The right question is: "How much longer can the global economy sustain the volatility of a single-point-of-failure transit system?"
The answer is: we can't.
We are currently seeing a shift toward "friend-shoring" and localizing energy production, but it’s moving at a glacial pace compared to the rising tide of regional instability. Every time a ship like the Green Sanvi makes it through, the urgency to change drops. Success breeds complacency.
Stop Celebrating the Bare Minimum
The fact that a ship didn't explode or get seized shouldn't be news. It should be the absolute, boring baseline. The fact that it is news proves how precarious our situation has become.
Instead of applauding the Green Sanvi, we should be asking why we are still so reliant on a transit method that requires a military escort. We should be looking at the radical decentralization of energy—hydrogen, modular nuclear, and massive-scale domestic renewables—not as "green initiatives," but as hard-nosed security requirements to bypass these geopolitical choke points.
The Efficiency Trap
The maritime industry is obsessed with "economies of scale." Larger ships, bigger loads, more centralized routes. This is the "Efficiency Trap."
- Centralization: More cargo on fewer ships makes for better margins.
- Target Value: It also makes for a much more attractive target for any actor looking to cause maximum economic pain with minimum effort.
- Rigidity: When your entire energy supply chain is optimized for one route, you lose the ability to pivot when that route becomes a "no-go" zone.
The Green Sanvi is a marvel of engineering, but it is also a massive, slow-moving vulnerability.

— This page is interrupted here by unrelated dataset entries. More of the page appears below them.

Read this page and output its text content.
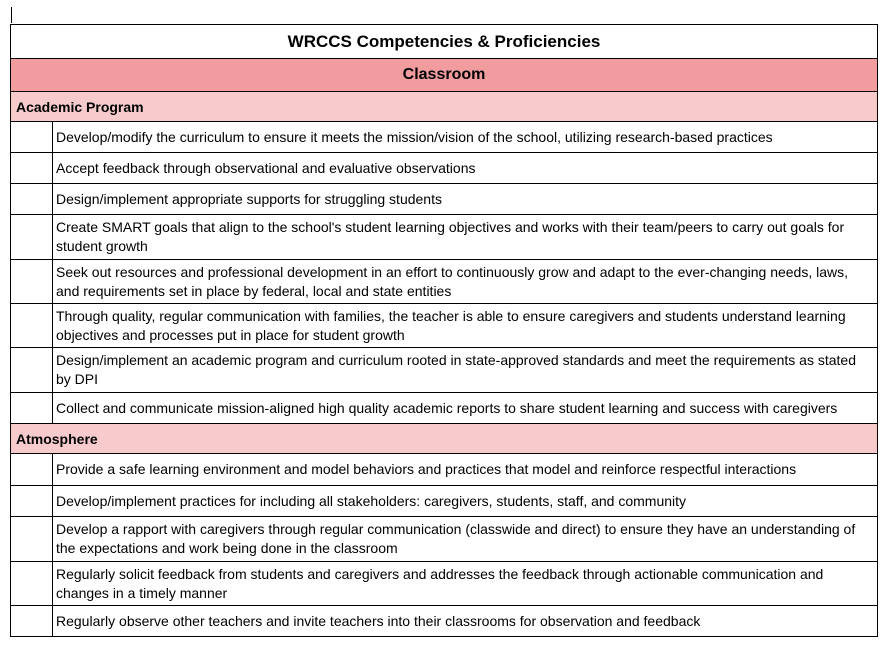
WRCCS Competencies & Proficiencies	
Classroom	
Academic Program	
	Develop/modify the curriculum to ensure it meets the mission/vision of the school, utilizing research-based practices
	Accept feedback through observational and evaluative observations
	Design/implement appropriate supports for struggling students
	Create SMART goals that align to the school's student learning objectives and works with their team/peers to carry out goals for student growth
	Seek out resources and professional development in an effort to continuously grow and adapt to the ever-changing needs, laws, and requirements set in place by federal, local and state entities
	Through quality, regular communication with families, the teacher is able to ensure caregivers and students understand learning objectives and processes put in place for student growth
	Design/implement an academic program and curriculum rooted in state-approved standards and meet the requirements as stated by DPI
	Collect and communicate mission-aligned high quality academic reports to share student learning and success with caregivers
Atmosphere	
	Provide a safe learning environment and model behaviors and practices that model and reinforce respectful interactions
	Develop/implement practices for including all stakeholders: caregivers, students, staff, and community
	Develop a rapport with caregivers through regular communication (classwide and direct) to ensure they have an understanding of the expectations and work being done in the classroom
	Regularly solicit feedback from students and caregivers and addresses the feedback through actionable communication and changes in a timely manner
	Regularly observe other teachers and invite teachers into their classrooms for observation and feedback
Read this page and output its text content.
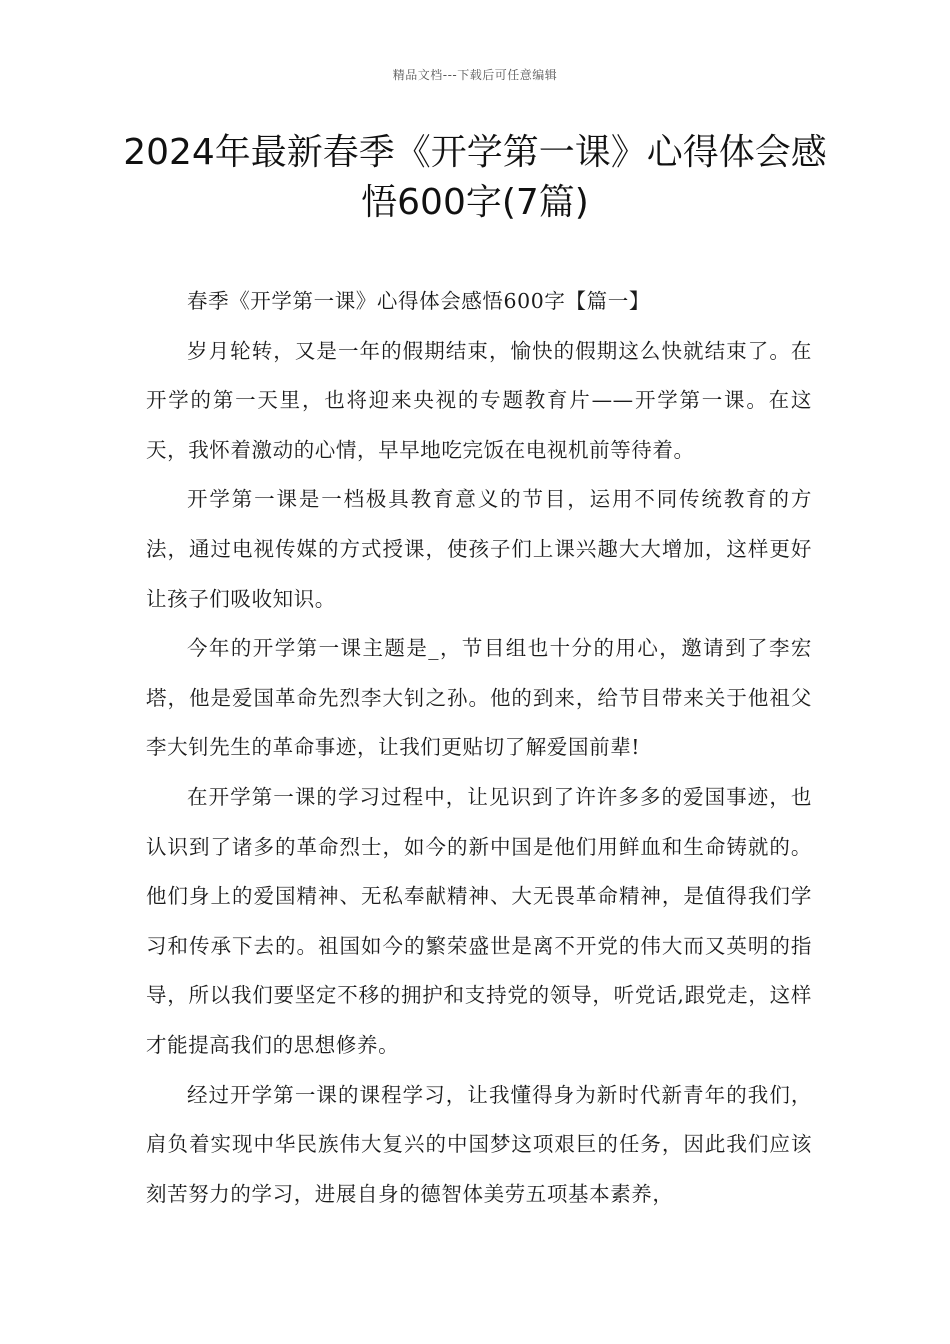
精品文档---下载后可任意编辑
2024年最新春季《开学第一课》心得体会感悟600字(7篇)

春季《开学第一课》心得体会感悟600字【篇一】

岁月轮转，又是一年的假期结束，愉快的假期这么快就结束了。在开学的第一天里，也将迎来央视的专题教育片——开学第一课。在这天，我怀着激动的心情，早早地吃完饭在电视机前等待着。

开学第一课是一档极具教育意义的节目，运用不同传统教育的方法，通过电视传媒的方式授课，使孩子们上课兴趣大大增加，这样更好让孩子们吸收知识。

今年的开学第一课主题是_，节目组也十分的用心，邀请到了李宏塔，他是爱国革命先烈李大钊之孙。他的到来，给节目带来关于他祖父李大钊先生的革命事迹，让我们更贴切了解爱国前辈!

在开学第一课的学习过程中，让见识到了许许多多的爱国事迹，也认识到了诸多的革命烈士，如今的新中国是他们用鲜血和生命铸就的。他们身上的爱国精神、无私奉献精神、大无畏革命精神，是值得我们学习和传承下去的。祖国如今的繁荣盛世是离不开党的伟大而又英明的指导，所以我们要坚定不移的拥护和支持党的领导，听党话,跟党走，这样才能提高我们的思想修养。

经过开学第一课的课程学习，让我懂得身为新时代新青年的我们，肩负着实现中华民族伟大复兴的中国梦这项艰巨的任务，因此我们应该刻苦努力的学习，进展自身的德智体美劳五项基本素养，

We have traded resilience for a few cents of margin per metric tonne.
The Actionable Pivot
If you are a stakeholder in energy or logistics, stop looking at the map. Start looking at the architecture of your risk.
- Audit your "flag" dependency: If your security strategy relies on the diplomatic weight of a flag, you don't have a security strategy. You have a prayer.
- Invest in "Dark Site" Logistics: Develop the capacity to route through secondary, even if more expensive, channels. The cost of a "safe" transit through Hormuz is an illusion; the cost of a shutdown is reality.
- Decouple from the Choke: The only way to win the game of the Strait of Hormuz is to stop playing it.
The Green Sanvi arrived. The gas will be processed. The lights will stay on in Delhi or Mumbai for another day. But don't mistake a lucky run for a stable system. The next ship might not be so lucky, and when the insurance markets finally decide the risk isn't worth the reward, no amount of flagging will save the global economy from the dark.
Build for a world where the Strait doesn't exist. Anything else is just waiting for the inevitable.